Although it isn’t immediately obvious, experienced mariners know that ship fires are among the most dangerous and dreaded of onboard accidents. It might seem, to those with little experience on boats, that a fire while surrounded by water isn’t such a big hazard. The truth, though, is that shipboard fires are dangerous and can lead to serious injuries and deaths.
Fires at sea have injured and killed thousands of people over the years, and while passengers on boats are at risk, it is the workers and crews of commercial ships who are in the greatest danger of being harmed in a ship fire. If you work on a ship of any kind and have been injured by a ship fire, you have a right to seek damages to cover medical care, lost wages, and other expenses incurred by the incident.
How Fires Start on Ships
There are a number of ways that a fire might start aboard a ship. Faulty electrical wiring is one. A short in the electrical system can easily start a fire. An overheating engine or motor may also start a fire, and a fuel leak can either start a fire or make a fire much worse. Fires may also begin in the galley with the stove or other cooking equipment. The most common cause of shipboard fires is related to equipment malfunction of some kind and a fire is most likely to start in the engine room.
Why Fires are Dangerous
If your house catches on fire, you can leave and take pets and family with you to stay safe. You can also call the fire department and they will rush to the scene to put out the fire using city hydrants on the street. If you are on a ship that has caught fire, the situation is different. The only escape is overboard, either with or without a lifeboat. Putting a fire out on a ship is also more challenging. It may be surrounded by water, but there are no firefighters with high-powered hoses.
While ships have plans in place for putting out fires when at sea, actually doing it is challenging. If the fire can’t be put out, crew members may have no choice but to go overboard. A fire that gets out of control can sink a ship. Even if the fire eventually gets put out, in the meantime it can cause all kinds of dangers to the workers aboard the ship.
Because ships usually have tight spaces are full of cargo and equipment, accidents can happen while workers rush to navigate the ship during a fire. Collisions, falling cargo, trips and falls, falls overboard, and being trapped by a fire are all possible scenarios. Workers on ships with fires may suffer burns or injuries from smoke inhalation. In the worst case scenarios, ship fires lead to fatalities either directly from the fire and smoke exposure or from going overboard and drowning or being exposed to cold weather and water.
Negligence and Prevention
Although accidents can happen unexpectedly, many ship fires could have been prevented. When a cause is found for the fire that was preventable, the owner of the ship may be found negligent. For instance, if workers are not properly trained to work with the equipment on a ship or if the electrical systems have not been updated or maintained, fires are more likely to occur. Safety training is also a big issue and when workers are not trained in procedures or given the right equipment, a fire may cause injuries or fatalities that could have otherwise been prevented.
Examples of Ship Fires
Ship fires are not uncommon and many tragic stories have been reported over the years. Back in 1930 the SS Morro Castle caught fire while taking passengers from Havana, Cuba to New York. The ship beached in New Jersey and had to be completely scrapped. The accident led to the deaths of 137 people, both passengers and crew members. The incident was a terrible one, but it did spur changes in ship fire safety and led to the inclusion of fire doors, fire alarms, drills, and safety procedures and the use of fire-retardant materials on ships.

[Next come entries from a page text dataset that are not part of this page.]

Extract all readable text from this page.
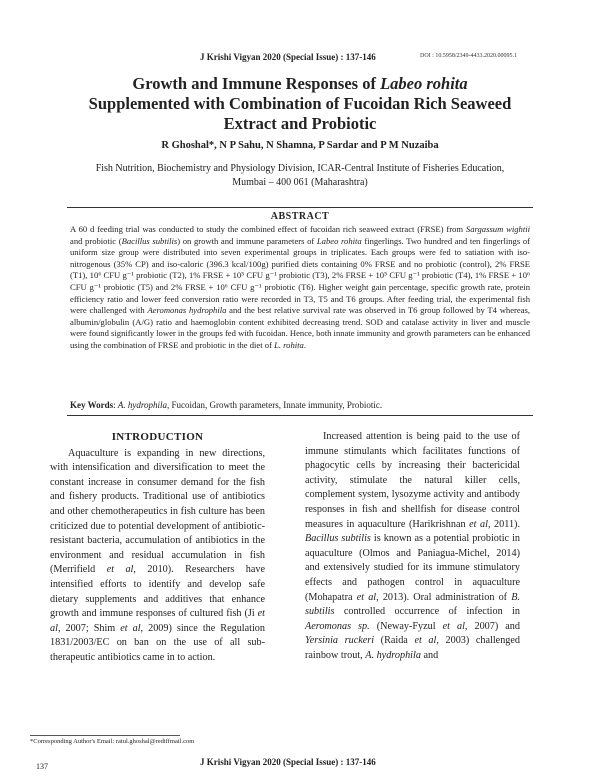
J Krishi Vigyan 2020 (Special Issue) : 137-146	DOI : 10.5958/2349-4433.2020.00095.1
Growth and Immune Responses of Labeo rohita
Supplemented with Combination of Fucoidan Rich Seaweed
Extract and Probiotic
R Ghoshal*, N P Sahu, N Shamna, P Sardar and P M Nuzaiba
Fish Nutrition, Biochemistry and Physiology Division, ICAR-Central Institute of Fisheries Education,
Mumbai – 400 061 (Maharashtra)
ABSTRACT
A 60 d feeding trial was conducted to study the combined effect of fucoidan rich seaweed extract (FRSE) from Sargassum wightii and probiotic (Bacillus subtilis) on growth and immune parameters of Labeo rohita fingerlings. Two hundred and ten fingerlings of uniform size group were distributed into seven experimental groups in triplicates. Each groups were fed to satiation with iso-nitrogenous (35% CP) and iso-caloric (396.3 kcal/100g) purified diets containing 0% FRSE and no probiotic (control), 2% FRSE (T1), 10⁶ CFU g⁻¹ probiotic (T2), 1% FRSE + 10⁵ CFU g⁻¹ probiotic (T3), 2% FRSE + 10⁵ CFU g⁻¹ probiotic (T4), 1% FRSE + 10⁶ CFU g⁻¹ probiotic (T5) and 2% FRSE + 10⁶ CFU g⁻¹ probiotic (T6). Higher weight gain percentage, specific growth rate, protein efficiency ratio and lower feed conversion ratio were recorded in T3, T5 and T6 groups. After feeding trial, the experimental fish were challenged with Aeromonas hydrophila and the best relative survival rate was observed in T6 group followed by T4 whereas, albumin/globulin (A/G) ratio and haemoglobin content exhibited decreasing trend. SOD and catalase activity in liver and muscle were found significantly lower in the groups fed with fucoidan. Hence, both innate immunity and growth parameters can be enhanced using the combination of FRSE and probiotic in the diet of L. rohita.
Key Words: A. hydrophila, Fucoidan, Growth parameters, Innate immunity, Probiotic.
INTRODUCTION

Aquaculture is expanding in new directions, with intensification and diversification to meet the constant increase in consumer demand for the fish and fishery products. Traditional use of antibiotics and other chemotherapeutics in fish culture has been criticized due to potential development of antibiotic-resistant bacteria, accumulation of antibiotics in the environment and residual accumulation in fish (Merrifield et al, 2010). Researchers have intensified efforts to identify and develop safe dietary supplements and additives that enhance growth and immune responses of cultured fish (Ji et al, 2007; Shim et al, 2009) since the Regulation 1831/2003/EC on ban on the use of all sub-therapeutic antibiotics came in to action.

Increased attention is being paid to the use of immune stimulants which facilitates functions of phagocytic cells by increasing their bactericidal activity, stimulate the natural killer cells, complement system, lysozyme activity and antibody responses in fish and shellfish for disease control measures in aquaculture (Harikrishnan et al, 2011). Bacillus subtilis is known as a potential probiotic in aquaculture (Olmos and Paniagua-Michel, 2014) and extensively studied for its immune stimulatory effects and pathogen control in aquaculture (Mohapatra et al, 2013). Oral administration of B. subtilis controlled occurrence of infection in Aeromonas sp. (Neway-Fyzul et al, 2007) and Yersinia ruckeri (Raida et al, 2003) challenged rainbow trout, A. hydrophila and

*Corresponding Author's Email: ratul.ghoshal@rediffmail.com
J Krishi Vigyan 2020 (Special Issue) : 137-146
137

In 2013, a cruise ship fire occurred on a ship carrying over 3,000 passengers and more than 1,000 crew members. While the fire itself didn’t harm anyone, one passenger fell overboard and died and the fire cut out all services on the ship, leaving thousands of people without plumbing and electricity for days while the ship was towed to port in Mobile, Alabama. A later investigation found that the cruise line knew there was a risk on that ship that the fuel hoses could leak and start a fire. The disaster could have been prevented.

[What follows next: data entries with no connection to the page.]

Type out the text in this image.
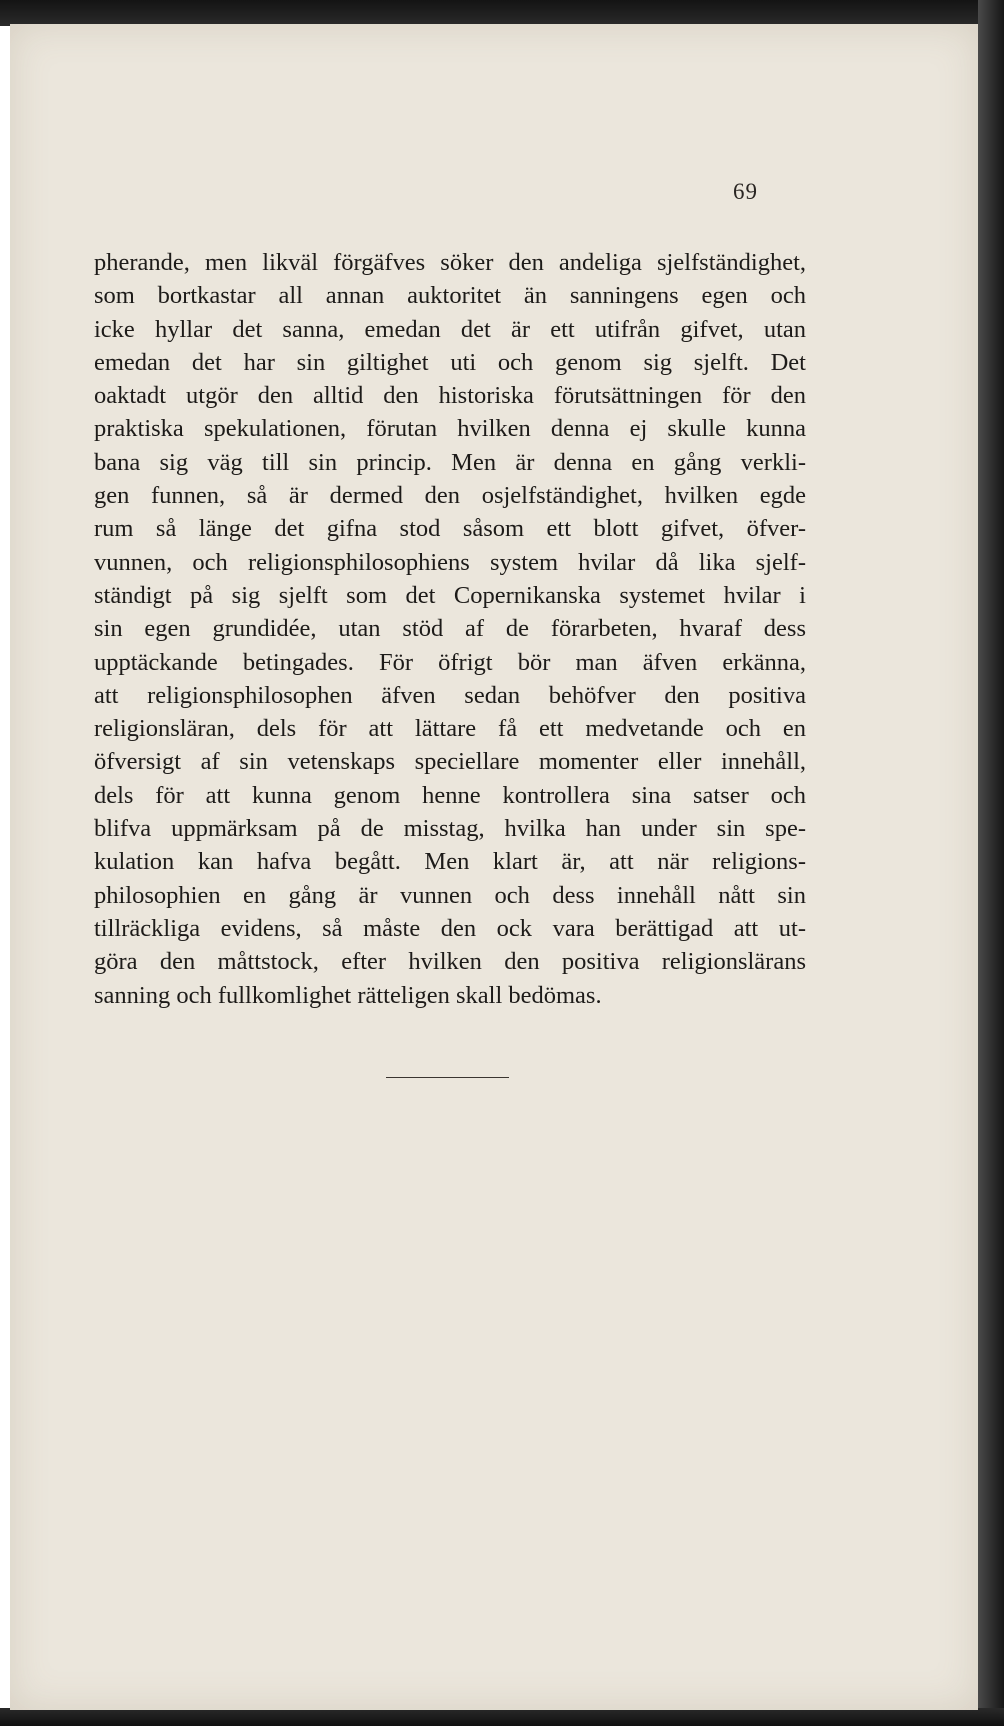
69
pherande, men likväl förgäfves söker den andeliga sjelfständighet,
som bortkastar all annan auktoritet än sanningens egen och
icke hyllar det sanna, emedan det är ett utifrån gifvet, utan
emedan det har sin giltighet uti och genom sig sjelft. Det
oaktadt utgör den alltid den historiska förutsättningen för den
praktiska spekulationen, förutan hvilken denna ej skulle kunna
bana sig väg till sin princip. Men är denna en gång verkli-
gen funnen, så är dermed den osjelfständighet, hvilken egde
rum så länge det gifna stod såsom ett blott gifvet, öfver-
vunnen, och religionsphilosophiens system hvilar då lika sjelf-
ständigt på sig sjelft som det Copernikanska systemet hvilar i
sin egen grundidée, utan stöd af de förarbeten, hvaraf dess
upptäckande betingades. För öfrigt bör man äfven erkänna,
att religionsphilosophen äfven sedan behöfver den positiva
religionsläran, dels för att lättare få ett medvetande och en
öfversigt af sin vetenskaps speciellare momenter eller innehåll,
dels för att kunna genom henne kontrollera sina satser och
blifva uppmärksam på de misstag, hvilka han under sin spe-
kulation kan hafva begått. Men klart är, att när religions-
philosophien en gång är vunnen och dess innehåll nått sin
tillräckliga evidens, så måste den ock vara berättigad att ut-
göra den måttstock, efter hvilken den positiva religionslärans
sanning och fullkomlighet rätteligen skall bedömas.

It isn’t just cruise ships that catch fire. In January of 2014, a high speed hydrofoil river ferry in Vietnam experienced a fire that was so severe it destroyed the entire boat and forced 85 passengers to jump overboard. Luckily no one was injured, but the boat was completely destroyed. The fire started with an explosion in the engine compartment.
Rights for Injured Workers
Working on any vessel means taking risks on the job, but fires are especially dangerous and preventable. If you are injured during a fire you have rights to compensation according to maritime law. You are entitled to money to cover your medical bills and for living expenses while you recuperate. If you can prove that negligence was involved in the fire, you may also be able to file for further damages.
Under the Jones Act, negligence allows you to get additional money for lost wages and mental anguish. If you die aboard a ship your loved ones also have rights to compensation for lost wages, pain and suffering, and funeral expenses. If you don’t understand your rights or need guidance if you are being denied compensation, you can count on a maritime lawyer to help you file your claim and get money for your injuries.